为便于记忆总结一下vacuum full加排他锁,最高级别的锁和所有其他锁冲突。 而vacuum冲突SQL语句为:

代码语言:javascript复制
-- http://www.postgres.cn/docs/10/explicit-locking.html
VACUUM
ANALYZE
CREATE INDEX CONCURRENTLY
CREATE STATISTICS
ALTER TABLE
CREATE INDEX
REFRESH MATERIALIZED VIEW CONCURRENTLY
ALTER TABLE
DROP TABLE
TRUNCATE
REINDEX
CLUSTER
VACUUM FULL
REFRESH MATERIALIZED VIEW

vacuum的使用除了上述手动执行外,还提供了守护进程autovacuum自动化执行的方式。

2 清理tuple

后面的内容需要了解底层存储结构,请先阅读《1 存储结构》

清理步骤

代码语言:javascript复制
(1)  FOR each table
(2)       Acquire ShareUpdateExclusiveLock lock for the target table

          第一步:
(3)       扫描页面,冻结记录
(4)       删除垃圾记录的索引记录

          第二步:
(5)       FOR each page of the table
(6)            移除垃圾记录,重新组织页面结构
(7)            更新FSM和VM
           END FOR

          第三步:
(8)       Truncate the last page if possible
(9)       Update both the statistics and system catalogs of the target table
           Release ShareUpdateExclusiveLock lock
       END FOR

        /* Post-processing */
(10)  Update statistics and system catalogs
(11)  Remove both unnecessary files and pages of the clog if possible

2.1 第一步

首先,PostgreSQL扫描目标表建立垃圾元组列表,可能的话也会冻结过旧元组。 (冻结请直接到后面第6部分) 列表存储在内存中,由maintenance_work_mem控制(调大可以提高vacuum性能)。

maintenance_work_mem (integer)s Specifies the maximum amount of memory to be used by maintenance operations, such as VACUUM, CREATE INDEX, and ALTER TABLE ADD FOREIGN KEY. It defaults to 64 megabytes (64MB).

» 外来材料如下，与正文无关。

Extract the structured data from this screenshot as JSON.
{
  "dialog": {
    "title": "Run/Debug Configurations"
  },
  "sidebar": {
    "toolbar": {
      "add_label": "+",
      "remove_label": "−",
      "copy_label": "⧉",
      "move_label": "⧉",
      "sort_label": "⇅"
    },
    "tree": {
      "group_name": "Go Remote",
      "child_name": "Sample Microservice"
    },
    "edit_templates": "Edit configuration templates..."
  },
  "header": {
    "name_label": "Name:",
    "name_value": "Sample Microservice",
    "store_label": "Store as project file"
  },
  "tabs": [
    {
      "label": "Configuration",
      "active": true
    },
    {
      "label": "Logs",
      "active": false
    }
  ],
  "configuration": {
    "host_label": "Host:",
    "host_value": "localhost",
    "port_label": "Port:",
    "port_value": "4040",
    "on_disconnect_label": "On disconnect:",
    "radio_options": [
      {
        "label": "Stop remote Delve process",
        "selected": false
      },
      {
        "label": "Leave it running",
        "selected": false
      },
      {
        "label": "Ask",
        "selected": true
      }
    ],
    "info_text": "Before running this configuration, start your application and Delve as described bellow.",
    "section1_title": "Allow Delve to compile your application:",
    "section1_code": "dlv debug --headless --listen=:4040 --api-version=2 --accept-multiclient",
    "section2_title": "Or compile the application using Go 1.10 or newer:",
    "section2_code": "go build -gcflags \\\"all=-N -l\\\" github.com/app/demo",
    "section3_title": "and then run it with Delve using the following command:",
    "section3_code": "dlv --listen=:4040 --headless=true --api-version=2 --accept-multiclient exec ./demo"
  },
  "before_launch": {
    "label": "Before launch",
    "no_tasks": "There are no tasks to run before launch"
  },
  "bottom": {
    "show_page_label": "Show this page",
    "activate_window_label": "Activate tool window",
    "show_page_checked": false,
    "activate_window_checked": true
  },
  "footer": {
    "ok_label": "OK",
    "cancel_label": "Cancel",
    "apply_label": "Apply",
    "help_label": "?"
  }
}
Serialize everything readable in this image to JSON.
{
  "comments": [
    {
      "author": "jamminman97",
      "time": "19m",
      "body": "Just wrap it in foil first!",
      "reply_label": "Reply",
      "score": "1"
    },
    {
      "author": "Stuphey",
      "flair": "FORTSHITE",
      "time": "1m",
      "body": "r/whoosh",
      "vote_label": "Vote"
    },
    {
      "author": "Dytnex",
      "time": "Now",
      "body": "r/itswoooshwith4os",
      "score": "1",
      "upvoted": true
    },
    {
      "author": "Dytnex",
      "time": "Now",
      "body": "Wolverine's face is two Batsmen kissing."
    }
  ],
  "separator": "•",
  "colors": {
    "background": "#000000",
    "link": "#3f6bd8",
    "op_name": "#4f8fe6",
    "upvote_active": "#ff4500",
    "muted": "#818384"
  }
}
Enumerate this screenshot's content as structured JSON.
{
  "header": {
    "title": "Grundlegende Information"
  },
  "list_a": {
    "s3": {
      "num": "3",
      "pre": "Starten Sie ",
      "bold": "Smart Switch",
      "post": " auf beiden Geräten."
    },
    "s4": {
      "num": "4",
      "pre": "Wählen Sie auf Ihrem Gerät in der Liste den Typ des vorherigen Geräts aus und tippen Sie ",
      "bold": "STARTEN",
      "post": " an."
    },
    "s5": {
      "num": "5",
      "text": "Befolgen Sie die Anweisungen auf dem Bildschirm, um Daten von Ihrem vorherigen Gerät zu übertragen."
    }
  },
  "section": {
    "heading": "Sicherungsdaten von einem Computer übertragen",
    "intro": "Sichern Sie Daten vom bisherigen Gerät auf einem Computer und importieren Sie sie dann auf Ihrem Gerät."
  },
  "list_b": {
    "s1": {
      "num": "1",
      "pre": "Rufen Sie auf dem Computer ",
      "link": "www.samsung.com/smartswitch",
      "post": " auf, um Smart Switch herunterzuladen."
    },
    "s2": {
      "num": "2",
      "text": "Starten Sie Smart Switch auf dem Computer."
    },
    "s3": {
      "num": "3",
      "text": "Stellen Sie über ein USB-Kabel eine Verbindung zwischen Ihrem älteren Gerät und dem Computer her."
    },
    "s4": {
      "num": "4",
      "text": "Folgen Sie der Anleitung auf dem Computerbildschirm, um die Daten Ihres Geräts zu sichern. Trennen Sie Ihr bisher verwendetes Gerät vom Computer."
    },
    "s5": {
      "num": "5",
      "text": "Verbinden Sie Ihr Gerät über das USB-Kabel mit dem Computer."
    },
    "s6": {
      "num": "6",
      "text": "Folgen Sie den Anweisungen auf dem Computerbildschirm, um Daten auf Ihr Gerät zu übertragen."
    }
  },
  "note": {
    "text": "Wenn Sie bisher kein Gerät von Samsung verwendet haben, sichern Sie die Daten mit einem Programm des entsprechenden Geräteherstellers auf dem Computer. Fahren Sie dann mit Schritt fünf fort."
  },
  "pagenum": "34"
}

Since only one of these operations can be executed at a time by a database session, and an installation normally doesn’t have many of them running concurrently, it’s safe to set this value significantly larger than work_mem. Larger settings might improve performance for vacuuming and for restoring database dumps. https://www.postgresql.org/docs/10/runtime-config-resource.html#RUNTIME-CONFIG-RESOURCE-MEMORY

扫描完成后,PostgreSQL通过垃圾元组列表来删除对应的索引元组。 当maintenance_work_mem已满时,PostgreSQL继续进行下一个任务,即(4)到(7); 然后返回到(3)继续扫描。

2.2 第二步

从上面的“1.2 页面分析案例”我们可以看到,记录被删除后,空间并不会立即释放,实际上删除的动作只是标记记录为垃圾记录,真正回收页面空间的还是由vacuum来做的。

上图中发生了四件事情:

  1. 删除语句删掉了记录tuple1和记录tuple3,页面中会标记为垃圾元组,注意这里的行指针并不会发生变化,如果行指针变了,对应的索引块也必须跟着更新。
  2. vacuum整理数据空间,避免出现碎片。
  3. vacuum清理垃圾元组对应的索引块中的记录。
  4. vacuum更新FSM和VM。

2.3 第三步

  1. 更新统计信息和相关的系统表、视图。
  2. 如果最后一页没有记录,直接删除最后一个页面。

2.4 最后

可能会触发清理clog,参考第五部分“5 清理CLOG”。

3 Visibility Map

前面我们了解到,MVCC机制下元组的更新和删除并不会立即从文件中做物理删除,而是通过事务ID标记,vacuum经过判断后删除。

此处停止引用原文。